Placed on the army's inactive list, Pelet nevertheless worked in the military archives while publishing books and articles about the wars. In 1830, he was appointed director of the army staff school. Though nearly killed in an assassination attempt in 1835, he continued to publish military histories. Under the Second French Empire he engaged in diplomacy and politics. Pelet is one of the names inscribed under the Arc de Triomphe, on Column 19.
Late in the Battle of Waterloo, the Prussians succeeded in driving the Young Guard and the corps of Georges Mouton, Count de Lobau from Plancenoit. In this crisis, Napoleon sent Pelet with the 1st Battalion of the 2nd Guard Grenadier Regiment and Charles Antoine Morand with the 1st Battalion of the 2nd Guard Chasseur Regiment to recapture the village. As these elite troops advanced with leveled bayonets, the Prussian defenders panicked. Historian David Hamilton-Williams explained that the Prussians were accustomed to seeing the Imperial Guard committed in mass and assumed that many thousands of French guardsmen must be following in the wake of the first two battalions.

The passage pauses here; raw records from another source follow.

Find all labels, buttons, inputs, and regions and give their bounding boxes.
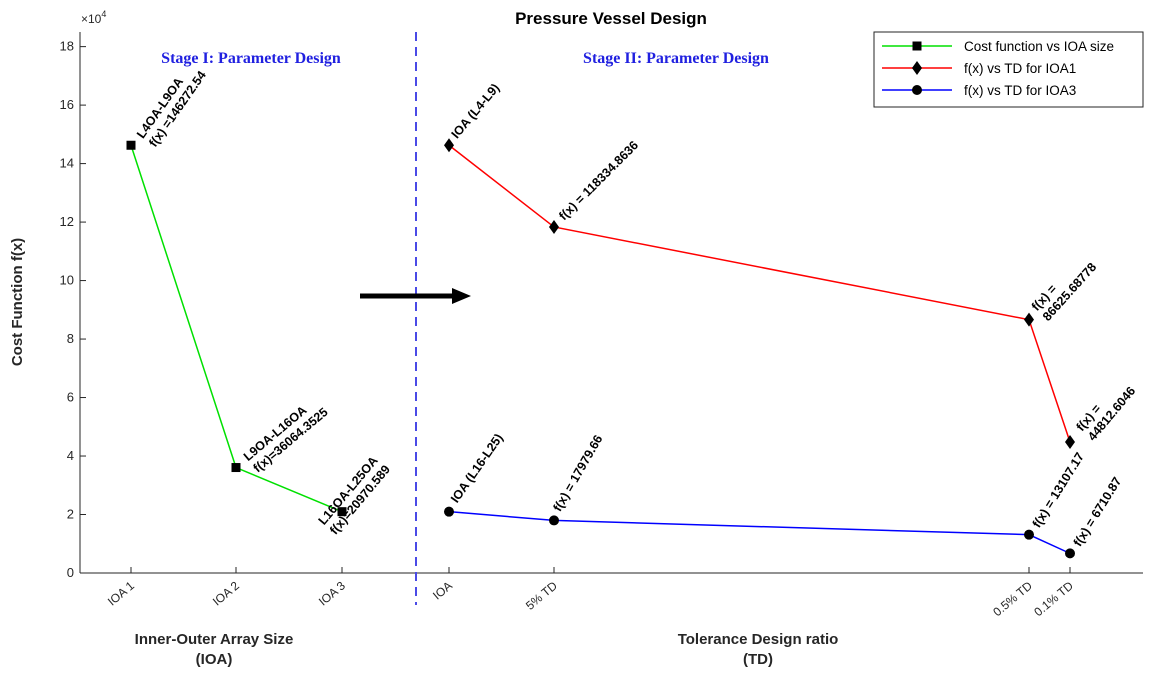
- data-point-circle: [444, 506, 454, 517]
- x-axis-label-td-line2: (TD): [743, 651, 773, 668]
- y-tick-label: 14: [60, 156, 74, 171]
- x-tick-label: IOA 3: [316, 578, 348, 608]
- x-axis-label-td-line1: Tolerance Design ratio: [678, 631, 839, 648]
- data-point-circle: [549, 515, 559, 526]
- y-tick-label: 0: [67, 565, 74, 580]
- y-tick-label: 10: [60, 273, 74, 288]
- data-point-square: [231, 463, 241, 473]
- legend-entry-label: f(x) vs TD for IOA1: [964, 61, 1076, 76]
- data-point-diamond: [1024, 312, 1034, 327]
- transition-arrow: [360, 288, 471, 304]
- y-tick-label: 16: [60, 97, 74, 112]
- series-line: [448, 510, 1071, 555]
- x-tick-label: IOA 2: [210, 578, 242, 608]
- x-tick-label: 0.1% TD: [1031, 578, 1076, 619]
- y-axis-label: Cost Function f(x): [9, 238, 26, 366]
- y-tick-label: 8: [67, 331, 74, 346]
- y-tick-label: 2: [67, 507, 74, 522]
- plot-marks: [126, 138, 1075, 559]
- y-axis-exponent: ×104: [81, 9, 106, 26]
- chart-title: Pressure Vessel Design: [515, 9, 707, 28]
- legend: Cost function vs IOA size f(x) vs TD for …: [873, 31, 1144, 108]
- x-axis-label-ioa-line2: (IOA): [196, 651, 233, 668]
- data-point-diamond: [444, 138, 454, 153]
- data-point-circle: [912, 85, 922, 95]
- y-tick-label: 4: [67, 448, 74, 463]
- y-tick-label: 12: [60, 214, 74, 229]
- stage-2-label: Stage II: Parameter Design: [583, 50, 769, 67]
- y-axis-exponent-power: 4: [101, 9, 106, 19]
- plot-area-background: [80, 32, 1143, 573]
- data-point-diamond: [1065, 434, 1075, 449]
- x-tick-label: 5% TD: [523, 578, 560, 612]
- data-point-diamond: [912, 61, 922, 75]
- x-tick-label: IOA 1: [105, 578, 137, 608]
- data-point-circle: [1024, 529, 1034, 540]
- x-tick-label: IOA: [430, 579, 455, 603]
- y-tick-label: 6: [67, 390, 74, 405]
- data-point-circle: [1065, 548, 1075, 559]
- y-axis-exponent-base: ×10: [81, 12, 102, 26]
- legend-entry-label: Cost function vs IOA size: [964, 39, 1114, 54]
- data-point-square: [126, 140, 136, 150]
- data-point-square: [337, 507, 347, 517]
- series-line: [448, 144, 1071, 443]
- data-point-square: [912, 41, 922, 51]
- stage-1-label: Stage I: Parameter Design: [161, 50, 341, 67]
- x-axis-label-ioa-line1: Inner-Outer Array Size: [135, 631, 294, 648]
- y-tick-label: 18: [60, 39, 74, 54]
- legend-entry-label: f(x) vs TD for IOA3: [964, 83, 1076, 98]
- x-tick-label: 0.5% TD: [990, 578, 1035, 619]
- data-point-diamond: [549, 219, 559, 234]
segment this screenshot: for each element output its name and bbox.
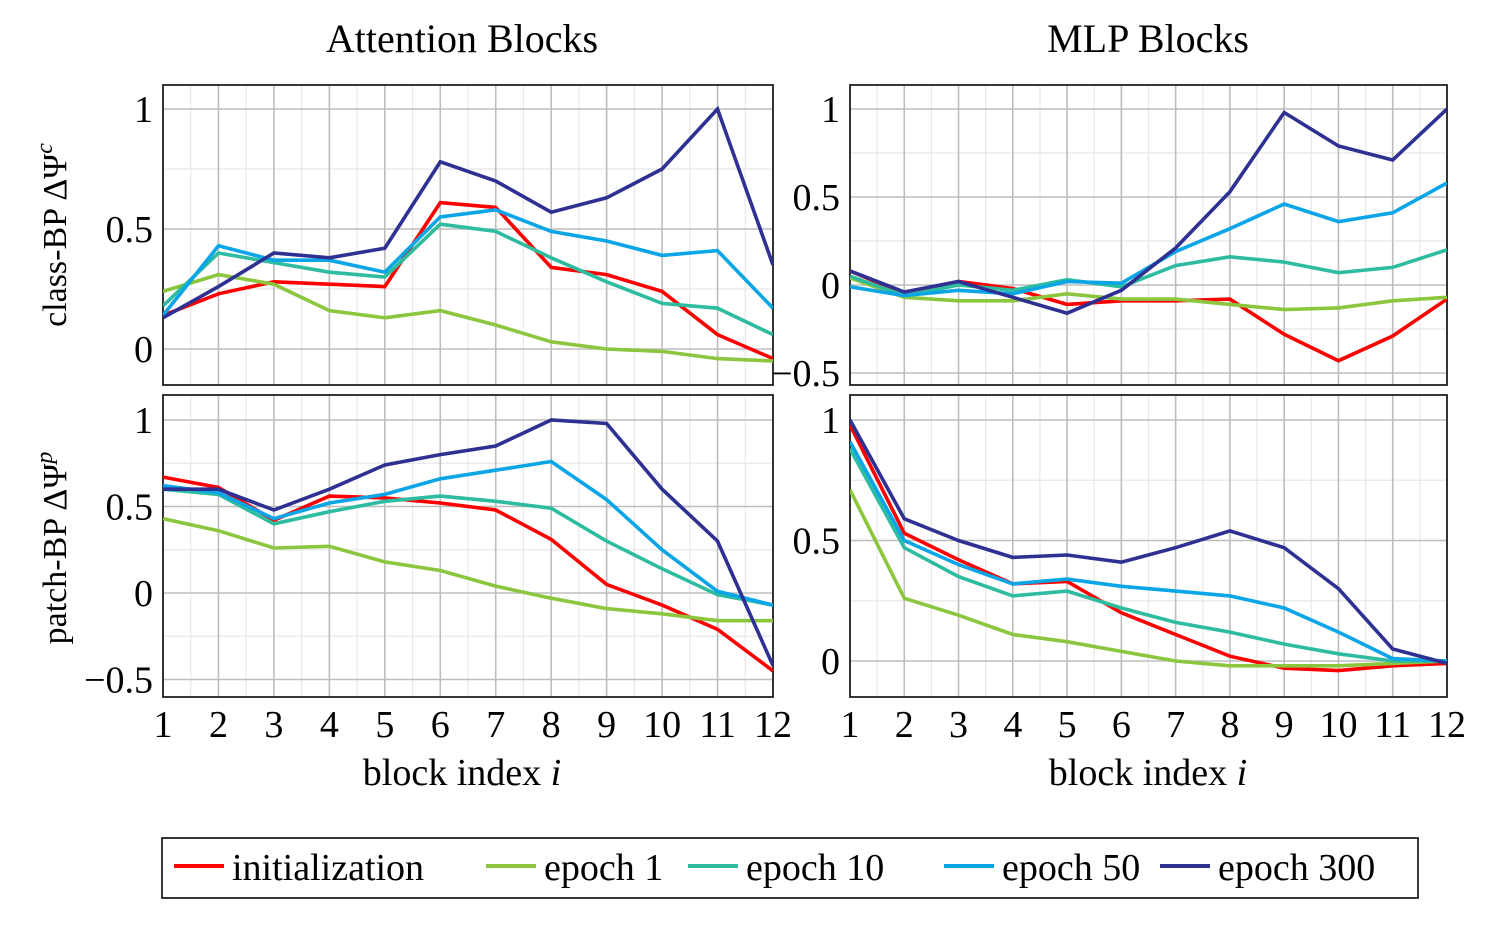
series-line-epoch-10 — [163, 222, 773, 337]
x-axis-label-right: block index i — [1049, 752, 1247, 794]
series-line-epoch-50 — [163, 459, 773, 607]
panel-frame — [849, 394, 1448, 698]
x-tick-label: 7 — [1166, 704, 1185, 746]
series-line-epoch-1 — [163, 272, 773, 363]
y-tick-label: −0.5 — [84, 660, 153, 702]
x-tick-label: 12 — [1428, 704, 1466, 746]
x-tick-label: 8 — [1220, 704, 1239, 746]
x-tick-label: 3 — [949, 704, 968, 746]
x-axis-label-right-var: i — [1237, 752, 1248, 794]
legend-label-epoch-50: epoch 50 — [1002, 847, 1140, 889]
x-tick-label: 2 — [209, 704, 228, 746]
panel-frame — [849, 84, 1448, 386]
series-line-epoch-300 — [163, 418, 773, 667]
panel-frame — [162, 394, 774, 698]
x-tick-label: 4 — [320, 704, 339, 746]
x-tick-label: 2 — [895, 704, 914, 746]
y-tick-label: 0.5 — [793, 177, 841, 219]
panel-patch-attention: −0.500.511 2 3 4 5 6 7 8 9 10 11 12 — [84, 394, 792, 746]
x-tick-label: 11 — [1374, 704, 1411, 746]
legend-label-epoch-10: epoch 10 — [746, 847, 884, 889]
series-line-epoch-10 — [850, 448, 1447, 663]
row-label-class: class-BP ΔΨc — [32, 143, 74, 327]
x-tick-label: 11 — [699, 704, 736, 746]
x-tick-label: 10 — [1319, 704, 1357, 746]
x-axis-label-right-text: block index — [1049, 752, 1237, 794]
x-tick-label: 7 — [486, 704, 505, 746]
series-line-epoch-300 — [850, 419, 1447, 666]
y-tick-label: 1 — [134, 89, 153, 131]
y-tick-label: 0.5 — [106, 487, 154, 529]
x-tick-label: 8 — [542, 704, 561, 746]
x-tick-label: 5 — [375, 704, 394, 746]
x-tick-label: 1 — [154, 704, 173, 746]
y-tick-label: 0 — [821, 265, 840, 307]
legend-label-epoch-300: epoch 300 — [1218, 847, 1375, 889]
x-tick-label: 4 — [1003, 704, 1022, 746]
row-label-patch: patch-BP ΔΨp — [32, 452, 74, 645]
y-tick-label: 0 — [134, 573, 153, 615]
y-tick-label: 1 — [821, 89, 840, 131]
legend-label-initialization: initialization — [232, 847, 424, 889]
x-tick-label: 12 — [754, 704, 792, 746]
series-line-epoch-300 — [163, 105, 773, 320]
panel-frame — [162, 84, 774, 386]
series-line-epoch-300 — [850, 107, 1447, 316]
x-axis-label-left: block index i — [363, 752, 561, 794]
panel-class-attention: 00.51 — [106, 84, 774, 386]
series-line-epoch-1 — [163, 516, 773, 623]
row-label-class-sup: c — [32, 143, 58, 154]
y-tick-label: 0 — [134, 329, 153, 371]
x-tick-label: 5 — [1058, 704, 1077, 746]
legend-label-epoch-1: epoch 1 — [544, 847, 663, 889]
x-tick-label: 9 — [1275, 704, 1294, 746]
y-tick-label: −0.5 — [771, 353, 840, 395]
series-line-epoch-50 — [850, 440, 1447, 663]
column-title-attention: Attention Blocks — [326, 16, 598, 61]
y-tick-label: 0.5 — [793, 521, 841, 563]
x-tick-label: 3 — [264, 704, 283, 746]
legend: initialization epoch 1 epoch 10 epoch 50 epo… — [161, 837, 1419, 899]
x-tick-label: 10 — [643, 704, 681, 746]
x-tick-label: 9 — [597, 704, 616, 746]
x-axis-label-left-var: i — [551, 752, 562, 794]
x-tick-label: 1 — [841, 704, 860, 746]
x-axis-label-left-text: block index — [363, 752, 551, 794]
y-tick-label: 0 — [821, 641, 840, 683]
y-tick-label: 1 — [821, 400, 840, 442]
row-label-patch-sup: p — [32, 452, 58, 466]
series-line-epoch-10 — [850, 248, 1447, 298]
x-tick-label: 6 — [431, 704, 450, 746]
row-label-patch-text: patch-BP ΔΨ — [37, 464, 74, 645]
column-title-mlp: MLP Blocks — [1047, 16, 1249, 61]
row-label-class-text: class-BP ΔΨ — [37, 154, 74, 327]
panel-patch-mlp: 00.511 2 3 4 5 6 7 8 9 10 11 12 — [793, 394, 1466, 746]
y-tick-label: 1 — [134, 400, 153, 442]
series-line-epoch-1 — [850, 276, 1447, 312]
y-tick-label: 0.5 — [106, 209, 154, 251]
series-line-initialization — [850, 423, 1447, 673]
series-line-epoch-10 — [163, 487, 773, 607]
x-tick-label: 6 — [1112, 704, 1131, 746]
panel-class-mlp: −0.5 0 0.5 1 — [771, 84, 1448, 395]
series-line-epoch-1 — [850, 489, 1447, 668]
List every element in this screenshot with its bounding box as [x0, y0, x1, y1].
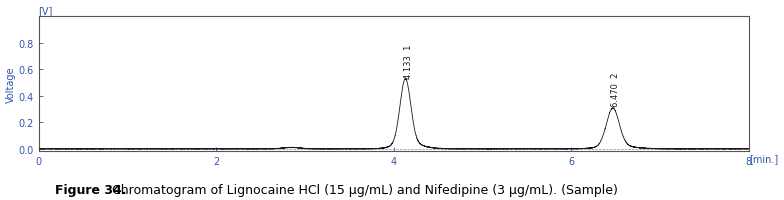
Text: Chromatogram of Lignocaine HCl (15 μg/mL) and Nifedipine (3 μg/mL). (Sample): Chromatogram of Lignocaine HCl (15 μg/mL…: [108, 183, 618, 196]
Text: [V]: [V]: [38, 6, 53, 16]
Text: Figure 34.: Figure 34.: [55, 183, 126, 196]
Y-axis label: Voltage: Voltage: [5, 66, 16, 103]
Text: [min.]: [min.]: [750, 153, 779, 163]
Text: 6.470  2: 6.470 2: [611, 72, 620, 106]
Text: 4.133  1: 4.133 1: [404, 45, 412, 79]
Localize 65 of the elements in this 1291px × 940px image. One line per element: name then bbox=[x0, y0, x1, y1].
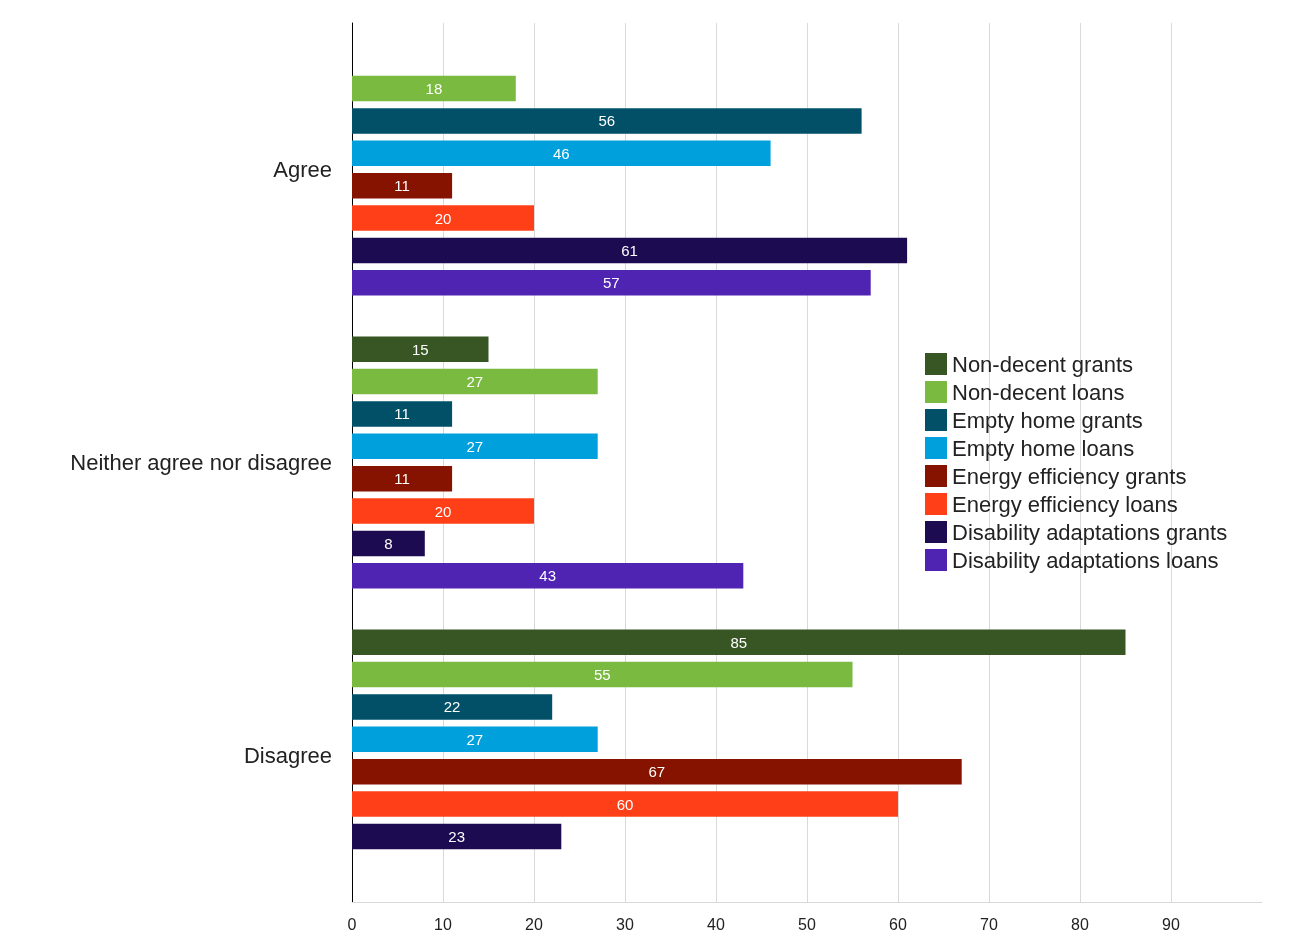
data-label: 20 bbox=[434, 209, 452, 227]
bar bbox=[352, 629, 1126, 655]
data-label: 67 bbox=[648, 763, 666, 781]
y-tick-label: Neither agree nor disagree bbox=[70, 450, 332, 475]
data-label: 60 bbox=[616, 795, 634, 813]
data-label: 85 bbox=[730, 633, 748, 651]
bar bbox=[352, 791, 898, 817]
x-tick-label: 40 bbox=[707, 915, 725, 933]
x-tick-label: 80 bbox=[1071, 915, 1089, 933]
data-label: 20 bbox=[434, 502, 452, 520]
data-label: 43 bbox=[539, 567, 556, 585]
data-label: 22 bbox=[443, 698, 461, 716]
bar bbox=[352, 270, 871, 296]
bar bbox=[352, 205, 534, 231]
legend-label: Non-decent loans bbox=[952, 379, 1125, 405]
x-tick-label: 30 bbox=[616, 915, 634, 933]
data-label: 56 bbox=[598, 112, 616, 130]
bar bbox=[352, 498, 534, 524]
bar bbox=[352, 75, 516, 102]
data-label: 46 bbox=[552, 144, 570, 162]
legend-label: Energy efficiency loans bbox=[952, 491, 1178, 517]
legend-label: Disability adaptations loans bbox=[952, 547, 1219, 573]
bar bbox=[352, 465, 453, 492]
bar bbox=[352, 237, 908, 264]
data-label: 27 bbox=[466, 730, 484, 748]
bar bbox=[352, 726, 598, 753]
bar bbox=[352, 661, 853, 688]
bar bbox=[352, 401, 453, 427]
data-label: 61 bbox=[621, 241, 638, 259]
bar bbox=[352, 140, 771, 167]
legend-label: Empty home grants bbox=[952, 407, 1143, 433]
data-label: 15 bbox=[411, 340, 429, 358]
legend-label: Empty home loans bbox=[952, 435, 1135, 461]
data-label: 55 bbox=[593, 666, 611, 684]
bar bbox=[352, 823, 562, 850]
data-label: 18 bbox=[425, 80, 443, 98]
x-tick-label: 0 bbox=[347, 915, 357, 933]
bar bbox=[352, 172, 453, 199]
data-label: 57 bbox=[603, 274, 620, 292]
data-label: 11 bbox=[394, 405, 410, 423]
legend-label: Energy efficiency grants bbox=[952, 463, 1187, 489]
legend-label: Non-decent grants bbox=[952, 351, 1133, 377]
bar bbox=[352, 530, 425, 557]
x-tick-label: 20 bbox=[525, 915, 543, 933]
data-label: 11 bbox=[394, 177, 410, 195]
x-tick-label: 60 bbox=[889, 915, 907, 933]
bar bbox=[352, 563, 744, 589]
x-tick-label: 70 bbox=[980, 915, 998, 933]
x-tick-label: 90 bbox=[1162, 915, 1180, 933]
bar bbox=[352, 694, 553, 720]
x-tick-label: 10 bbox=[434, 915, 452, 933]
data-label: 23 bbox=[448, 827, 465, 845]
y-tick-label: Disagree bbox=[243, 743, 332, 768]
bar bbox=[352, 336, 489, 362]
data-label: 27 bbox=[466, 373, 484, 391]
bar bbox=[352, 758, 962, 785]
data-label: 27 bbox=[466, 437, 484, 455]
data-label: 8 bbox=[384, 534, 393, 552]
legend-label: Disability adaptations grants bbox=[952, 519, 1228, 545]
x-tick-label: 50 bbox=[798, 915, 816, 933]
bar bbox=[352, 368, 598, 395]
bar bbox=[352, 433, 598, 460]
y-tick-label: Agree bbox=[273, 157, 332, 182]
bar bbox=[352, 108, 862, 134]
data-label: 11 bbox=[394, 470, 410, 488]
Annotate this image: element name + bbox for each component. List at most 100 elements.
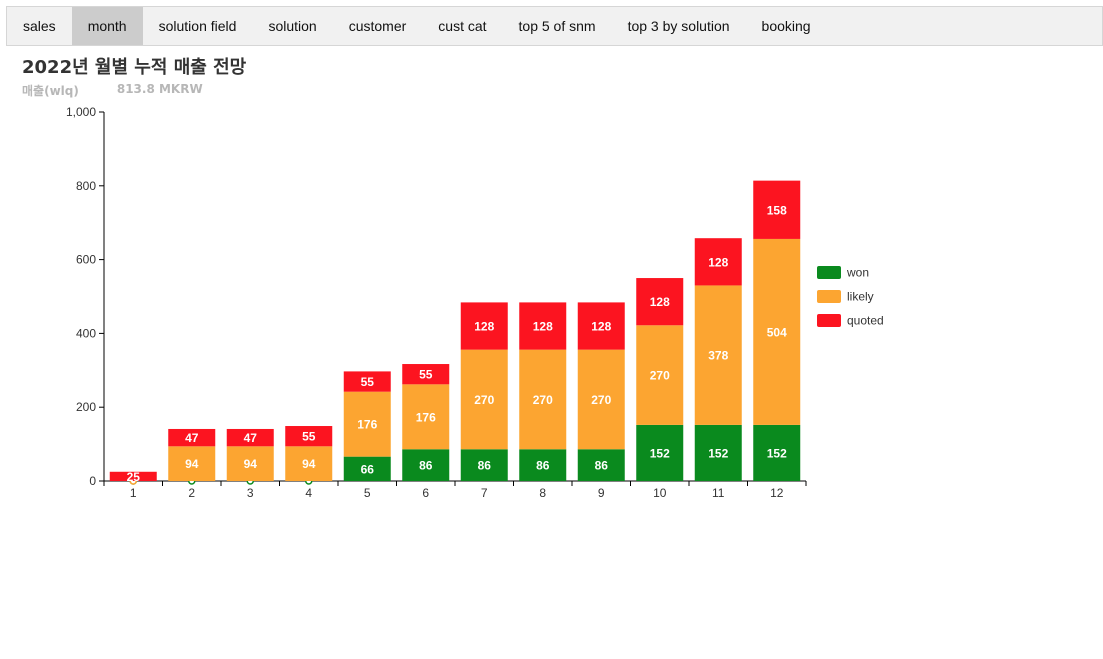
- bar-label-likely: 504: [767, 325, 787, 339]
- legend-swatch-quoted: [817, 314, 841, 327]
- bar-won: [402, 449, 450, 481]
- bar-label-quoted: 158: [767, 203, 787, 217]
- tab-solution[interactable]: solution: [268, 18, 317, 34]
- y-tick-label: 200: [76, 400, 96, 414]
- y-tick-label: 600: [76, 253, 96, 267]
- bar-label-won: 152: [767, 446, 787, 460]
- bar-label-likely: 94: [244, 457, 258, 471]
- x-tick-label: 9: [598, 486, 605, 500]
- tab-customer[interactable]: customer: [348, 18, 407, 34]
- bar-label-quoted: 55: [302, 430, 316, 444]
- x-tick-label: 5: [364, 486, 371, 500]
- x-tick-label: 11: [712, 486, 725, 500]
- bar-likely: [168, 446, 216, 481]
- bar-label-won: 66: [361, 462, 375, 476]
- bar-label-likely: 270: [533, 393, 553, 407]
- bar-quoted: [226, 428, 274, 447]
- y-tick-label: 400: [76, 326, 96, 340]
- x-tick-label: 10: [653, 486, 667, 500]
- chart-title: 2022년 월별 누적 매출 전망: [22, 57, 247, 78]
- bar-likely: [285, 446, 333, 481]
- bar-likely: [226, 446, 274, 481]
- bar-label-likely: 94: [185, 457, 199, 471]
- bar-won: [343, 456, 391, 481]
- y-tick-label: 0: [89, 474, 96, 488]
- bar-quoted: [285, 426, 333, 447]
- bar-quoted: [519, 302, 567, 350]
- bar-label-likely: 378: [708, 349, 728, 363]
- x-tick-label: 6: [422, 486, 429, 500]
- x-tick-label: 2: [188, 486, 195, 500]
- bar-label-won: 86: [478, 459, 492, 473]
- bar-label-won: 152: [650, 446, 670, 460]
- bar-label-likely: 176: [357, 418, 377, 432]
- bar-quoted: [168, 428, 216, 447]
- bar-label-likely: 270: [591, 393, 611, 407]
- tab-top-5-of-snm[interactable]: top 5 of snm: [518, 18, 596, 34]
- bar-label-quoted: 128: [591, 320, 611, 334]
- y-tick-label: 1,000: [66, 105, 96, 119]
- x-tick-label: 1: [130, 486, 137, 500]
- tab-bar: sales month solution field solution cust…: [6, 6, 1103, 46]
- bar-likely: [636, 325, 684, 425]
- tab-solution-field[interactable]: solution field: [158, 18, 237, 34]
- bar-quoted: [343, 371, 391, 392]
- metric-summary: 매출(wlq) 813.8 MKRW: [22, 82, 203, 99]
- bar-quoted: [402, 364, 450, 385]
- bar-label-likely: 270: [650, 369, 670, 383]
- bar-won: [753, 424, 801, 481]
- bar-won: [636, 424, 684, 481]
- bar-label-quoted: 55: [419, 368, 433, 382]
- bar-quoted: [109, 471, 157, 481]
- bar-quoted: [636, 278, 684, 326]
- bar-quoted: [577, 302, 625, 350]
- bar-label-quoted: 25: [127, 470, 141, 484]
- tab-top-3-by-solution[interactable]: top 3 by solution: [627, 18, 730, 34]
- bar-label-quoted: 128: [708, 255, 728, 269]
- bar-likely: [343, 391, 391, 457]
- bar-quoted: [753, 180, 801, 239]
- tab-sales[interactable]: sales: [23, 18, 56, 34]
- bar-won: [694, 424, 742, 481]
- bar-label-likely: 94: [302, 457, 316, 471]
- bar-likely: [460, 349, 508, 450]
- legend-label-quoted: quoted: [847, 314, 884, 328]
- legend-swatch-won: [817, 266, 841, 279]
- x-tick-label: 12: [770, 486, 784, 500]
- x-tick-label: 7: [481, 486, 488, 500]
- tab-month[interactable]: month: [71, 7, 143, 45]
- legend-swatch-likely: [817, 290, 841, 303]
- bar-likely: [402, 384, 450, 450]
- bar-label-likely: 176: [416, 410, 436, 424]
- bar-label-quoted: 55: [361, 375, 375, 389]
- bar-won: [577, 449, 625, 481]
- bar-quoted: [460, 302, 508, 350]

The Old Guard battalions, joined by the survivors of Lobau's command and the Young Guard, swept their enemies out of Plancenoit with 3,000 casualties.[1] Later that evening, the Prussian reconquered the village house by house against desperate resistance.[2]
In their published works, both Pelet and Marshal Jacques MacDonald criticized Napoleon's choice of Eugène de Beauharnais as commander of the Army of Italy in 1809. Their low opinion of Eugène influenced later writers such as Francis Loraine Petre and J. F. C. Fuller. Historian Frederick C. Schneid believed that Pelet and MacDonald were "extremely biased" against Eugène for political and personal reasons.[3]